A per-seat license (or "named user license") is a  software license model based on the number of individual users who have access to a digital service or product. For example, 50-user per-seat  license would mean that up to 50 individual named users can access the program.

Per seat licensing is administered by providing user-level security to the directory containing the program. It contrasts with the concurrent user license, based on the number of simultaneous users (regardless of which individuals they are) accessing the program. It typically deals with software running in the server where users connect via the network. For example, in a 50-user concurrent use license, after 50 users are logged on to the program, the 51st user is blocked. When any one of the first 50 logs off, the next person can log on. Concurrent licensing can be managed by the application itself or via independent software metering tools.

Per seat licensing often imposes restrictions on the users. A user may be a person, software or device accessing the software. User licenses may be differentiated by user types, as authorized users, external user, internal user, qualified user, etc. User types to be taken into account are determined by the licensing requirements.

Per-seat licensing is common for products used by specialised professionals in industrial settings. In addition to computer  programming, typical examples include chemists, molecular biologists, geographers, and designers.

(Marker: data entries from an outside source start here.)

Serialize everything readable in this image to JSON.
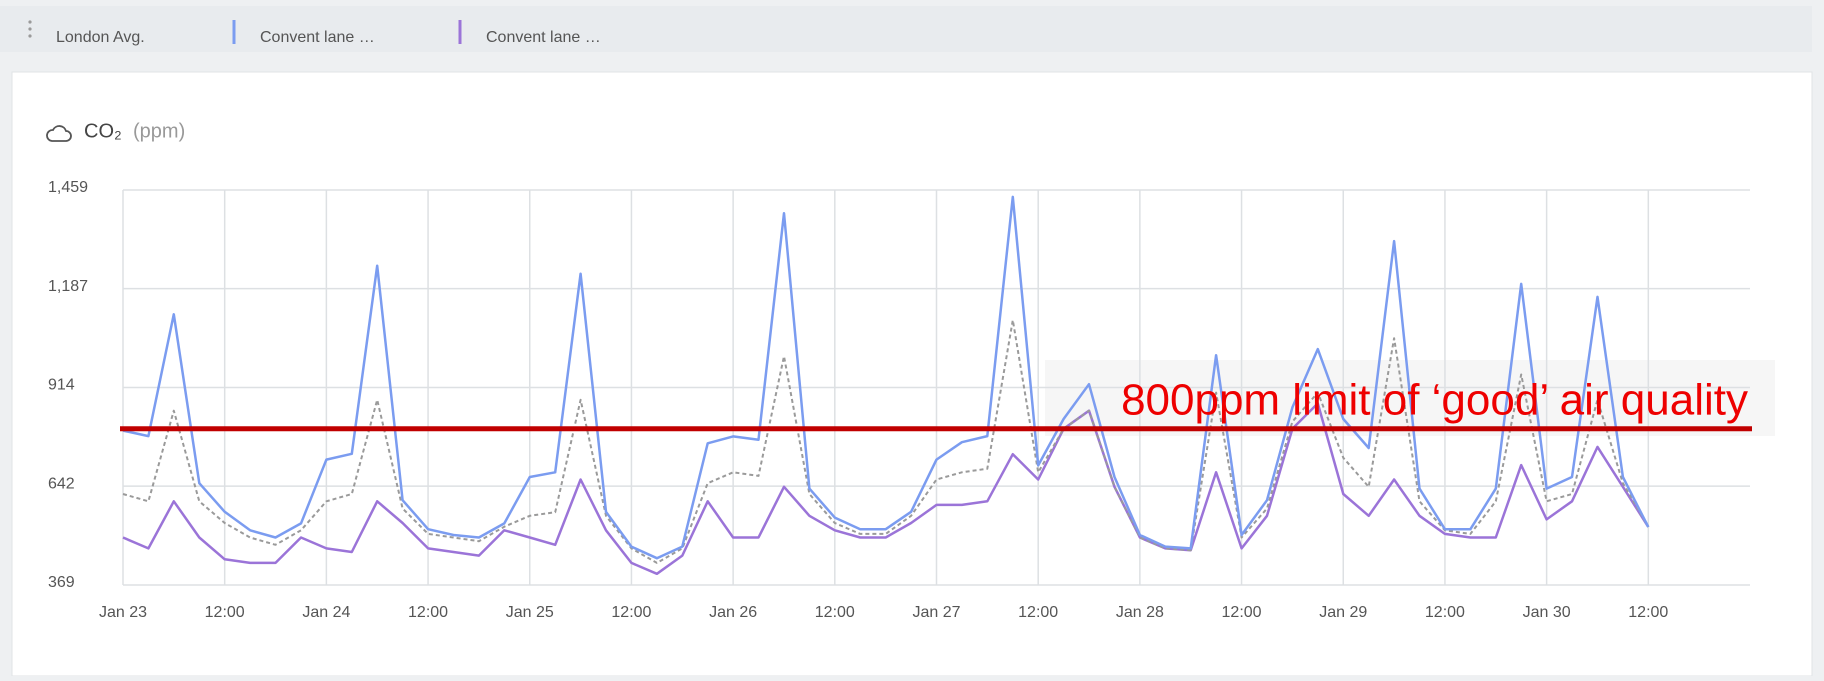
{
  "chart_data": {
    "type": "line",
    "title": "CO₂",
    "subtitle": "(ppm)",
    "x": [
      "Jan 23 00:00",
      "Jan 23 03:00",
      "Jan 23 06:00",
      "Jan 23 09:00",
      "Jan 23 12:00",
      "Jan 23 15:00",
      "Jan 23 18:00",
      "Jan 23 21:00",
      "Jan 24 00:00",
      "Jan 24 03:00",
      "Jan 24 06:00",
      "Jan 24 09:00",
      "Jan 24 12:00",
      "Jan 24 15:00",
      "Jan 24 18:00",
      "Jan 24 21:00",
      "Jan 25 00:00",
      "Jan 25 03:00",
      "Jan 25 06:00",
      "Jan 25 09:00",
      "Jan 25 12:00",
      "Jan 25 15:00",
      "Jan 25 18:00",
      "Jan 25 21:00",
      "Jan 26 00:00",
      "Jan 26 03:00",
      "Jan 26 06:00",
      "Jan 26 09:00",
      "Jan 26 12:00",
      "Jan 26 15:00",
      "Jan 26 18:00",
      "Jan 26 21:00",
      "Jan 27 00:00",
      "Jan 27 03:00",
      "Jan 27 06:00",
      "Jan 27 09:00",
      "Jan 27 12:00",
      "Jan 27 15:00",
      "Jan 27 18:00",
      "Jan 27 21:00",
      "Jan 28 00:00",
      "Jan 28 03:00",
      "Jan 28 06:00",
      "Jan 28 09:00",
      "Jan 28 12:00",
      "Jan 28 15:00",
      "Jan 28 18:00",
      "Jan 28 21:00",
      "Jan 29 00:00",
      "Jan 29 03:00",
      "Jan 29 06:00",
      "Jan 29 09:00",
      "Jan 29 12:00",
      "Jan 29 15:00",
      "Jan 29 18:00",
      "Jan 29 21:00",
      "Jan 30 00:00",
      "Jan 30 03:00",
      "Jan 30 06:00",
      "Jan 30 09:00",
      "Jan 30 12:00"
    ],
    "series": [
      {
        "name": "London Avg.",
        "color": "#9a9a9a",
        "dashed": true,
        "values": [
          620,
          600,
          850,
          600,
          540,
          500,
          480,
          520,
          600,
          620,
          880,
          580,
          510,
          500,
          490,
          530,
          560,
          570,
          880,
          560,
          470,
          430,
          470,
          650,
          680,
          670,
          1000,
          620,
          540,
          510,
          510,
          560,
          660,
          680,
          690,
          1100,
          680,
          800,
          850,
          640,
          500,
          470,
          465,
          900,
          500,
          580,
          820,
          900,
          720,
          640,
          1050,
          600,
          520,
          510,
          600,
          950,
          600,
          620,
          880,
          650,
          529
        ]
      },
      {
        "name": "Convent lane …",
        "color": "#7b9cf0",
        "values": [
          795,
          780,
          1116,
          650,
          571,
          520,
          500,
          539,
          715,
          731,
          1250,
          603,
          523,
          507,
          500,
          539,
          667,
          680,
          1228,
          571,
          475,
          443,
          475,
          760,
          779,
          770,
          1395,
          635,
          555,
          523,
          523,
          571,
          715,
          763,
          780,
          1440,
          699,
          827,
          923,
          667,
          507,
          475,
          470,
          1003,
          507,
          603,
          859,
          1020,
          827,
          747,
          1318,
          635,
          523,
          523,
          635,
          1200,
          635,
          667,
          1164,
          667,
          529
        ]
      },
      {
        "name": "Convent lane …",
        "color": "#9b74d8",
        "values": [
          500,
          470,
          600,
          500,
          440,
          430,
          430,
          500,
          470,
          460,
          600,
          540,
          470,
          460,
          450,
          520,
          500,
          480,
          660,
          520,
          430,
          400,
          450,
          600,
          500,
          500,
          640,
          560,
          520,
          500,
          500,
          540,
          590,
          590,
          600,
          730,
          660,
          800,
          850,
          640,
          500,
          470,
          465,
          680,
          470,
          560,
          800,
          870,
          620,
          560,
          660,
          560,
          510,
          500,
          500,
          700,
          550,
          600,
          750,
          640,
          529
        ]
      }
    ],
    "xlim": [
      "Jan 23 00:00",
      "Jan 31 00:00"
    ],
    "xticks": [
      {
        "value": "Jan 23 00:00",
        "label": "Jan 23"
      },
      {
        "value": "Jan 23 12:00",
        "label": "12:00"
      },
      {
        "value": "Jan 24 00:00",
        "label": "Jan 24"
      },
      {
        "value": "Jan 24 12:00",
        "label": "12:00"
      },
      {
        "value": "Jan 25 00:00",
        "label": "Jan 25"
      },
      {
        "value": "Jan 25 12:00",
        "label": "12:00"
      },
      {
        "value": "Jan 26 00:00",
        "label": "Jan 26"
      },
      {
        "value": "Jan 26 12:00",
        "label": "12:00"
      },
      {
        "value": "Jan 27 00:00",
        "label": "Jan 27"
      },
      {
        "value": "Jan 27 12:00",
        "label": "12:00"
      },
      {
        "value": "Jan 28 00:00",
        "label": "Jan 28"
      },
      {
        "value": "Jan 28 12:00",
        "label": "12:00"
      },
      {
        "value": "Jan 29 00:00",
        "label": "Jan 29"
      },
      {
        "value": "Jan 29 12:00",
        "label": "12:00"
      },
      {
        "value": "Jan 30 00:00",
        "label": "Jan 30"
      },
      {
        "value": "Jan 30 12:00",
        "label": "12:00"
      }
    ],
    "ylim": [
      369,
      1459
    ],
    "yticks": [
      369,
      642,
      914,
      {
        "value": 1187,
        "label": "1,187"
      },
      {
        "value": 1459,
        "label": "1,459"
      }
    ],
    "grid": true,
    "limit_line": {
      "value": 800,
      "label": "800ppm limit of ‘good’ air quality",
      "color": "#c00000"
    }
  }
}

Per-seat licensing usually only applies to intellectual property, but in 2001, per-seat licensing was applied to the real-world as part of a traveling art installation at various museums and art galleries, starting with San Francisco Art Institute (SFAI).  In this exhibit, seating was equipped with retractable spikes, the spikes retracting when payment was inserted.  Various licensing schemes were offered, including a floating license which would allow the owner of the license to sit on any ONE (i.e. not be able to share the seating license) of the Internet-connected chairs; the license only allowed one set of spikes to retract at-a-time, thus creating a floating license to real physical objects (e.g. seating, and various other physical objects).